Around this time, I woke up to this disaster already in progress. I was brought up to speed (challenging, without corporate chat or email) and we waited another hour for the .sm specialist to arrive at the registrar’s California office. Hopefully we could get this resolved and the site could be back up in another hour or so after that.

We contacted the specialist first thing in the morning, and he had no idea why the domain was suspended; he said he would contact the .sm registry but with one complication: the San Marino .sm registry office was now closed so it might take until the next day for them to respond to the email! Because their office was closed, he said all he could do is put the ticket in the queue of the team on the next support shift—that’s right, the same team out of Ireland we originally contacted.

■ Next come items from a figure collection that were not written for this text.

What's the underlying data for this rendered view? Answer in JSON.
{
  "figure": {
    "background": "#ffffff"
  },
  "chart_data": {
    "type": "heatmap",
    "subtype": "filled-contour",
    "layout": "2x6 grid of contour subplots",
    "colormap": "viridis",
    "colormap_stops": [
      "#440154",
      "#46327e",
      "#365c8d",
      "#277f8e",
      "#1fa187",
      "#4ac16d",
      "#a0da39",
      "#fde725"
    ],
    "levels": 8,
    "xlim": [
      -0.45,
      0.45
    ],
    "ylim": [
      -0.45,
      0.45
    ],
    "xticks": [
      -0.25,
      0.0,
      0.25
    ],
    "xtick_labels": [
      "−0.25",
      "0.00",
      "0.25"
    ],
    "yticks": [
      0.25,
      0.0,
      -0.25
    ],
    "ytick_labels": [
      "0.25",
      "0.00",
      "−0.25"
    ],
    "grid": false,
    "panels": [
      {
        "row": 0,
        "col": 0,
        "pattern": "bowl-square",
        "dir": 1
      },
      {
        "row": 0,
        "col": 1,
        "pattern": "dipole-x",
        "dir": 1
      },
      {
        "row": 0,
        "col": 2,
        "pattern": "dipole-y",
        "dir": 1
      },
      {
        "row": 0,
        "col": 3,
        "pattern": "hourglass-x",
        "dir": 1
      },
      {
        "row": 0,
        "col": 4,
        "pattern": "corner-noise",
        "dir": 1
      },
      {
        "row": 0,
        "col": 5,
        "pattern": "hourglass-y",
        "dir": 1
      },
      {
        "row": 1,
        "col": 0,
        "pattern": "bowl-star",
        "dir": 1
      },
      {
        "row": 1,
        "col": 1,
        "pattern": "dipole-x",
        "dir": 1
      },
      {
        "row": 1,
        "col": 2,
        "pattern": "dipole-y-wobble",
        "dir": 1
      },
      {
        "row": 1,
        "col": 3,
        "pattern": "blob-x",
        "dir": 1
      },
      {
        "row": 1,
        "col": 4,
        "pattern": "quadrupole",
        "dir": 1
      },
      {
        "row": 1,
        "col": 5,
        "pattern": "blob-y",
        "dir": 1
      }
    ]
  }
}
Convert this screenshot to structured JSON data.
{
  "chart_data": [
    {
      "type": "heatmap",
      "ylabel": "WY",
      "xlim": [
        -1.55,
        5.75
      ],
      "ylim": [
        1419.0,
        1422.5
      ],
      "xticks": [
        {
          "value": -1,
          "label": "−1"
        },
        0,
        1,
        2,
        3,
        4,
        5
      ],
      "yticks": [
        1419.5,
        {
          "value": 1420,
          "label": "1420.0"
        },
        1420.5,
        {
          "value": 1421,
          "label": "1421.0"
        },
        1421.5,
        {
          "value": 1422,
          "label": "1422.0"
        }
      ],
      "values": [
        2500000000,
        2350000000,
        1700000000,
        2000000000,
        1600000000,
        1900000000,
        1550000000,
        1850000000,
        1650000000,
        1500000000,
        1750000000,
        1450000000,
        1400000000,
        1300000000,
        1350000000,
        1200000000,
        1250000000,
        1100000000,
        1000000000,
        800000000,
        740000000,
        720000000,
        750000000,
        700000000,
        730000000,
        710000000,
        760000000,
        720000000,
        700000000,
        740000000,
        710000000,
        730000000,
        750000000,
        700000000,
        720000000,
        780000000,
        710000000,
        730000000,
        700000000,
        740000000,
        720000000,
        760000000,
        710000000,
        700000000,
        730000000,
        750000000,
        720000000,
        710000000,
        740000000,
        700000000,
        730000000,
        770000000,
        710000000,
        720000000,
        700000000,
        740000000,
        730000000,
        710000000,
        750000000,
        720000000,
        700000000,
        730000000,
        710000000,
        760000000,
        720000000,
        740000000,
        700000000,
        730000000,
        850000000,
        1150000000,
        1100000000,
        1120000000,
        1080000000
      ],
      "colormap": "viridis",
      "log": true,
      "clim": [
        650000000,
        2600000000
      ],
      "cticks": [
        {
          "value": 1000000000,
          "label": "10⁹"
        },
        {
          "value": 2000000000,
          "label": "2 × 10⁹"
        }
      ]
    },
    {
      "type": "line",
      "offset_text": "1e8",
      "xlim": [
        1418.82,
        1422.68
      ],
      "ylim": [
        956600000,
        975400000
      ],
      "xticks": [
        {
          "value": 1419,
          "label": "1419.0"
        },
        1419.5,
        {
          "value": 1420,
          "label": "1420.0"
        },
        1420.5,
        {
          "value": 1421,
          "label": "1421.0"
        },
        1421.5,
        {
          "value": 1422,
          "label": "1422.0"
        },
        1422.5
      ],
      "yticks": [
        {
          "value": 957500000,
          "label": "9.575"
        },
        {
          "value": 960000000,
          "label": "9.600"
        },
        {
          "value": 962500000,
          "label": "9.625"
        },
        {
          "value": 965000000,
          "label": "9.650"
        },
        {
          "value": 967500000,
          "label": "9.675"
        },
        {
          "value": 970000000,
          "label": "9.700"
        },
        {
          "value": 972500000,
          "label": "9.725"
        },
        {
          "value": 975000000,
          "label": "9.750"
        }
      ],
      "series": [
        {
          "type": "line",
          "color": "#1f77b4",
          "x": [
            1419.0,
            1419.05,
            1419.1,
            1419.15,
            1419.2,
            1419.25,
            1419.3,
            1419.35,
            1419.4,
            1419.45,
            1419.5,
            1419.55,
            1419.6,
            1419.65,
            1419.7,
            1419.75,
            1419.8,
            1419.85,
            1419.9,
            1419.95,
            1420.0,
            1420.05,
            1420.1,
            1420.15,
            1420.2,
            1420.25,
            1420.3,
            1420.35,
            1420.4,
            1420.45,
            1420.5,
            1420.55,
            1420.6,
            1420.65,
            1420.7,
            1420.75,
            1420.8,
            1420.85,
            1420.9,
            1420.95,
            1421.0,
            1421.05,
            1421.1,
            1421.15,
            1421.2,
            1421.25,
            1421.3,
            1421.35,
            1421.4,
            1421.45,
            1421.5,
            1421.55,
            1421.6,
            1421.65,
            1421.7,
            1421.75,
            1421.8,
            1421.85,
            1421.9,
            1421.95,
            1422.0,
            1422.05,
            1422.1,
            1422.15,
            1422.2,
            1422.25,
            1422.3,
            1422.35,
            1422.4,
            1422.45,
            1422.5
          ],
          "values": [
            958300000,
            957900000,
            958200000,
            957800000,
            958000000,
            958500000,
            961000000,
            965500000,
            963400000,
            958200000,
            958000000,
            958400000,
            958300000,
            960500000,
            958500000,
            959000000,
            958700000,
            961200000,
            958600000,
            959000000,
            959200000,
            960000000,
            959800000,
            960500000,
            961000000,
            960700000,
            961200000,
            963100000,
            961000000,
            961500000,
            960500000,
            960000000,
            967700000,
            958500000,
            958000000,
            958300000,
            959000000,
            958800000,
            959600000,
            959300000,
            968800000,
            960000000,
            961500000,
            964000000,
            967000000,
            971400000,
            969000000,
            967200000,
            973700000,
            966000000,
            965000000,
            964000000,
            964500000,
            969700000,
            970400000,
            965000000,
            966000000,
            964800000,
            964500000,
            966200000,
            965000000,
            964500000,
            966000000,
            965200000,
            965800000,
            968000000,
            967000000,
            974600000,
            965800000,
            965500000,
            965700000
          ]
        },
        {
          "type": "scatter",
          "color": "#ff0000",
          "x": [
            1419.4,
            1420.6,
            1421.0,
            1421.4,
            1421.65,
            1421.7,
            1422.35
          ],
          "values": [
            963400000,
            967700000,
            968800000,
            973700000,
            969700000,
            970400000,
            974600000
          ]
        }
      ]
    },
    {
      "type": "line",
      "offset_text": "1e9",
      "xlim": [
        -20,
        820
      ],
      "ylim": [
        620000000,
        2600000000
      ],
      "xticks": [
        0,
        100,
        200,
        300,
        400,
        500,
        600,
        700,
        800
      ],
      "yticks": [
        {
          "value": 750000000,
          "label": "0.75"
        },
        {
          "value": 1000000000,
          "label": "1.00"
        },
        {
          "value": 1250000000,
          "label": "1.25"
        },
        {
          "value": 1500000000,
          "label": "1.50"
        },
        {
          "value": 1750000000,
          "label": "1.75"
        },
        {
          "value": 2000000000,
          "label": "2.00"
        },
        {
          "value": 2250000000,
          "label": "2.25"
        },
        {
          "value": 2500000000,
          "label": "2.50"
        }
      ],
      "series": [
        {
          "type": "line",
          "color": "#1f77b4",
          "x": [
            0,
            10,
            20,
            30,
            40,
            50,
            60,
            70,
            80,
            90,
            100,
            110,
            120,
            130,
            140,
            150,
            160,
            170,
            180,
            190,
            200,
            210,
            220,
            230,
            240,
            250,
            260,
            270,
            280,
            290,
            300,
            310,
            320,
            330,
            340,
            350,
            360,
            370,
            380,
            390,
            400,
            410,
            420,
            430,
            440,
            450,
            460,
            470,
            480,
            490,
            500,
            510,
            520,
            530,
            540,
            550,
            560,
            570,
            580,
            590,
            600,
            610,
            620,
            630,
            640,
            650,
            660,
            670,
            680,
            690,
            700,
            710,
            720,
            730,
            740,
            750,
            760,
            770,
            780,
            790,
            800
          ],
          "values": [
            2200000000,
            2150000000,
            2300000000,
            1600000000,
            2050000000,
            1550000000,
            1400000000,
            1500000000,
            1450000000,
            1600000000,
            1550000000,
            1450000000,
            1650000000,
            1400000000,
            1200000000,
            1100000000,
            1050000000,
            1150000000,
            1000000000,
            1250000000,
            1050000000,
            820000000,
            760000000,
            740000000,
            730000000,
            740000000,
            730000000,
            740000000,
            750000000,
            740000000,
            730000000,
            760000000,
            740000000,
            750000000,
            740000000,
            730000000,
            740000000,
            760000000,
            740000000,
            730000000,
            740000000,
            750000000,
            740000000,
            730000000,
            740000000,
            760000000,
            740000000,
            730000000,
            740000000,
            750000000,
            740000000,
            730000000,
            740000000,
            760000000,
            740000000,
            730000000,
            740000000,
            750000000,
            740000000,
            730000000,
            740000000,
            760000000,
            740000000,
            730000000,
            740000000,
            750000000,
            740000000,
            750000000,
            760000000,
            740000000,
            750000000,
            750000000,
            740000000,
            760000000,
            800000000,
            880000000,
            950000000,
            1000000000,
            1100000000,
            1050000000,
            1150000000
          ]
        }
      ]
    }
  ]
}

Because their office hours mirrored the San Marino office hours, he assured us they would get to it first thing in the morning their time.

Yeaaaaah.

Our team at Purism is international and pretty good at taking matters in our own hands, so we decided to not just wait to see if 101domain.com was going to contact them. Our sysadmin Stelios contacted the San Marino registry office directly the moment they opened, and discussed the issue with their friendly staff. Remember that list of reasons why a domain might be suspended? This is the most relevant one:

“non-payment of the registration fee as required by the RA;”

That’s right, our registrar didn’t pay their fees to .sm so the registry suspended all of 101domain.com’s .sm domains, including ours.

Stelios spent the rest of the day going through all of the authentication and paperwork (in Italian!) necessary to restore puri.sm directly through the TLD. Shortly before I woke up in California, they agreed to restore our domain and said they would push to restore our DNS glue records as soon as they could.

At the same time, we were also curious what 101domain.com was going to do, so we also contacted the Ireland support team to check on the progress of our ticket. Their reply after a day of this? That they could not contact the registry themselves and we would have to wait for the .sm specialist in California! At this point, of course, we had already resolved matters without their help and a few hours later our DNS glue records were restored. An hour or so after that, our original support ticket was updated to say the domain was back online—as though it happened all on its own.

Stopping This From Happening Again

It’s hard to underscore just how frustrating an experience this was. Even if you have done everything right and your servers are up and running, your entire infrastructure can still be brought offline by a mistake at the registrar level. While we hope this never happens again, we want to be ready just in case so we are taking some additional steps.

Due to how domain registration works, we can’t completely remove the possibility that our domain could be suspended again in the future. What we can do is try to mitigate the effects with redundancy. To those ends we have registered PurismSPC.com with a different registrar and soon we will bring up a duplicate website and infrastructure under that domain. The idea here is to not just have a second domain with a redundant registrar, but have a domain under a completely different and traditional TLD for redundancy. We will also update our TLS certificates to list both puri.sm and purismspc.com, so you can be assured that we consider both sites valid when you visit with a web browser.

Issues like this remind us why we want to empower you to have direct control over your computers and data. When you turn control over to other parties everything might be “OK” for awhile, but inevitably something will go wrong someday and when it does, you discover just how powerless you are.